ASCB logo LSE Logo

Learning the Lingo

    Published Online:https://doi.org/10.1187/cbe.08-06-0034

    One of my greatest challenges over the last six years of teaching an undergraduate course in bioinformatics has been finding an appropriate textbook. Although the field of bioinformatics has experienced explosive growth over the last decade, the concomitant increase in available books in this field has failed to produce the right textbook for my course and my students. Each book targets a different audience and applies a different approach to the subject, but the combinatorial diversity results in near misses. To date, bioinformatics books have been aimed at mathematicians, statisticians, computer scientists, molecular biologists, or pharmaceutical and medical researchers. They are pitched at the beginning, middle, or advanced undergraduate level, or to technicians, graduate students, or practicing scientists. Authors take theoretical, abstract, practical, hands-on, and case-based approaches. Topics are focused or comprehensive according to the authors' own experiences and individual opinion of what constitutes bioinformatics. Each book, with its unique combination of target audience, level of difficulty, pedagogical approach and coverage, fills a small niche of the broad computational biology landscape.

    In A Cell Biologist's Guide to Modeling and Bioinformatics, Holmes attempts the admirable but nearly impossible task of introducing not only bioinformatics, but also computational cell biology, in a slim volume aimed at both practicing biologists and undergraduate students. The result is a whirlwind tour of mathematical and computational approaches to biology. The reader is exposed to an incredible range of ideas, some in sufficient depth to be put directly into practice, others just skimming the surface of available databases and tools.

    After outlining the purpose and value of computational and mathematical approaches to biology in a six-page introductory chapter, Holmes hits the highlights of bioinformatics in the next two chapters. Chapter 2 describes methods and databases for finding sequences that are similar to a query sequence, with emphasis on BLAST at the National Center for Biotechnology Information. The algorithm and parameters are described in enough detail to demystify BLAST; the careful reader will know quite a bit about how to obtain and interpret desired results. Figures containing screen shots are particularly helpful in following along with the description, though they are somewhat difficult to read. Unfortunately, a few misstatements about E-values may confuse the novice BLAST user. An E-value is misinterpreted as a P-value, when in fact these quantities are distinct. A typographical error compounds the confusion between expectation and probability by describing an E-value of 0.02 as implying a 20% chance of obtaining the corresponding alignment score by chance (rather than 1-e−0.02, or approximately 2% chance). The author's choice to explain global and local alignment algorithms is surprising but welcome—too many biologists never know about these more exact methods for sequence comparison.
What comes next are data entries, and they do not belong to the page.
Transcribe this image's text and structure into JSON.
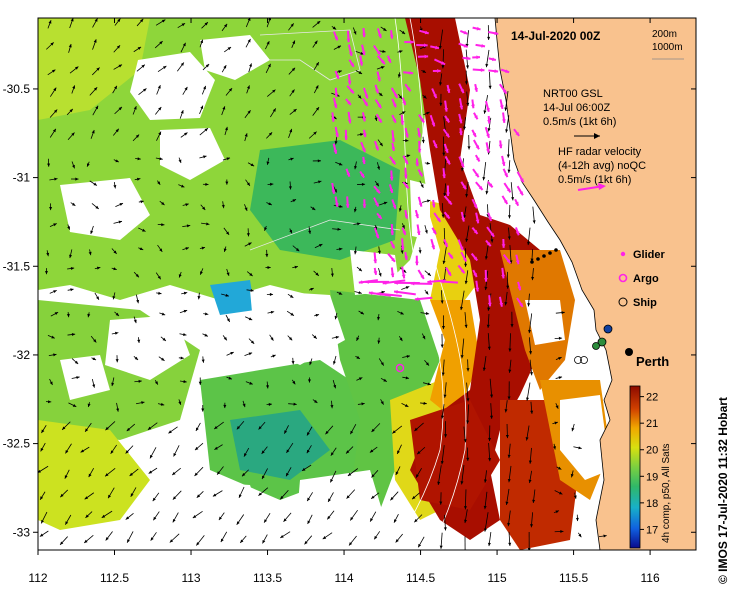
{
  "map": {
    "title": "14-Jul-2020 00Z",
    "isobaths": [
      "200m",
      "1000m"
    ],
    "x_axis": {
      "range": [
        112,
        116.3
      ],
      "ticks": [
        "112",
        "112.5",
        "113",
        "113.5",
        "114",
        "114.5",
        "115",
        "115.5",
        "116"
      ]
    },
    "y_axis": {
      "range": [
        -33.1,
        -30.1
      ],
      "ticks": [
        "-30.5",
        "-31",
        "-31.5",
        "-32",
        "-32.5",
        "-33"
      ]
    },
    "gsl_legend": {
      "line1": "NRT00 GSL",
      "line2": "14-Jul 06:00Z",
      "line3": "0.5m/s (1kt 6h)"
    },
    "hf_legend": {
      "line1": "HF radar velocity",
      "line2": "(4-12h avg) noQC",
      "line3": "0.5m/s (1kt 6h)"
    },
    "symbols": {
      "glider": "Glider",
      "argo": "Argo",
      "ship": "Ship"
    },
    "place": {
      "name": "Perth",
      "lon": 115.86,
      "lat": -31.95
    },
    "colorbar": {
      "ticks": [
        "22",
        "21",
        "20",
        "19",
        "18",
        "17"
      ],
      "caption": "4h comp, p50, All Sats"
    },
    "credit": "©  IMOS 17-Jul-2020 11:32 Hobart",
    "colors": {
      "land": "#f9c28e",
      "hf_vectors": "#ff22e8",
      "gsl_vectors": "#000000",
      "sst_warm": "#a80e00",
      "sst_mid": "#9fd82a",
      "sst_cool": "#28b060"
    }
  }
}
    Chapter 3 focuses on protein sequence analysis, in particular, the characterization of protein domains and families, and lists several important methods and databases. Holmes, however, did not cover other bioinformatics topics such as:

    • algorithms and tools for predicting RNA and protein structure

    • finding genes, binding sites, and other motifs in newly sequenced organisms

    • comparing whole genomes

    • inferring relationships among species in phylogenetic trees

    • analyzing genome-wide expression data

    • inferring genetic regulatory relationships in gene networks

    Chapter 4 discusses computational cell biology models in abstract terms to provide a foundation for subsequent chapters, but the foundation it provides is insufficient. For example, the statement “we know that the plot of the velocity versus substrate concentration of a Michaelis-Menten model will create a hyperbolic curve, even without plugging in specific numbers” does not give the reader a feel for the shape of the curve or how it changes with different parameter values. I'm not sure what a hyperbolic curve is, but Holmes clearly misses the opportunity here to graphically illustrate Michaelis-Menten and Hill type kinetics. Furthermore, the section “ODE Essentials” (ODE, a term that is not clearly defined, stands for ordinary differential equations, i.e., equations containing derivatives, but no partial derivatives) is full of jargon and does not clearly convey the key ideas.
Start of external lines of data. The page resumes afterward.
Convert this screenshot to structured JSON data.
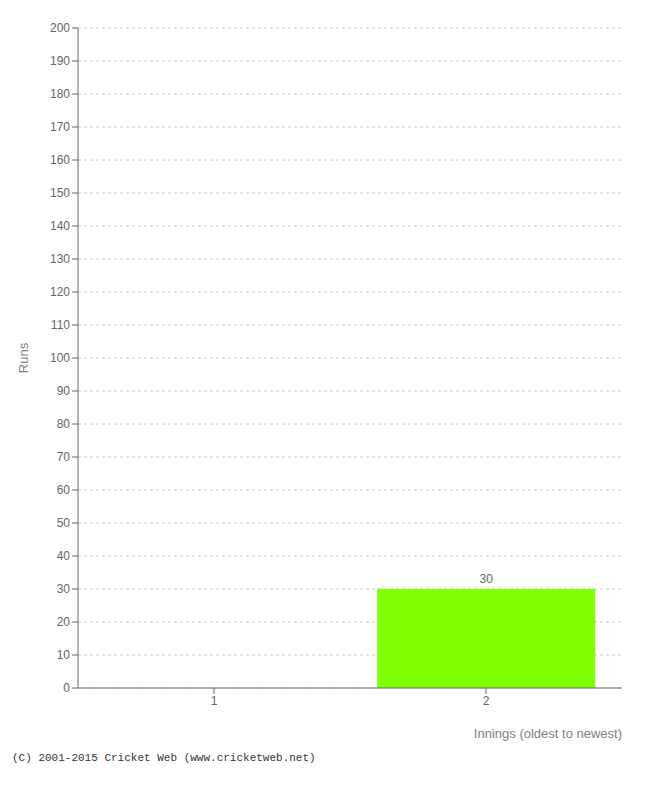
{
  "chart_data": {
    "type": "bar",
    "xlabel": "Innings (oldest to newest)",
    "ylabel": "Runs",
    "categories": [
      1,
      2
    ],
    "values": [
      0,
      30
    ],
    "color": "#7fff00",
    "ylim": [
      0,
      200
    ],
    "yticks": [
      0,
      10,
      20,
      30,
      40,
      50,
      60,
      70,
      80,
      90,
      100,
      110,
      120,
      130,
      140,
      150,
      160,
      170,
      180,
      190,
      200
    ],
    "grid": true,
    "data_labels": true,
    "annotations": [
      "(C) 2001-2015 Cricket Web (www.cricketweb.net)"
    ]
  }
}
    The classical computational cell biology modeling concepts described in Chapters 5 through 7—metabolism, cell cycle and calcium dynamics—are the heart and soul of this book. Although the models in these chapters rely on techniques described in Chapter 4, the context provided by the models, combined with additional explanations of some techniques, should allow the cell biologist to follow the process. Holmes takes the unusual approach of using a different software program for each of these models, making each chapter independent of the others, and providing a broader exposure to modeling tools.

    The greatest benefit of this book is for the researcher in cell biology who hopes to begin a collaboration with a mathematician or computer scientist, and needs a working vocabulary of modeling and computational techniques. The book does not claim to train the reader to become a computational biologist for good reason. However, this book delivers on the promise to increase the reader's confidence in conversations with computationally trained colleagues. With this unusual combination of topics and approaches, yet another niche is filled in the computational biology landscape.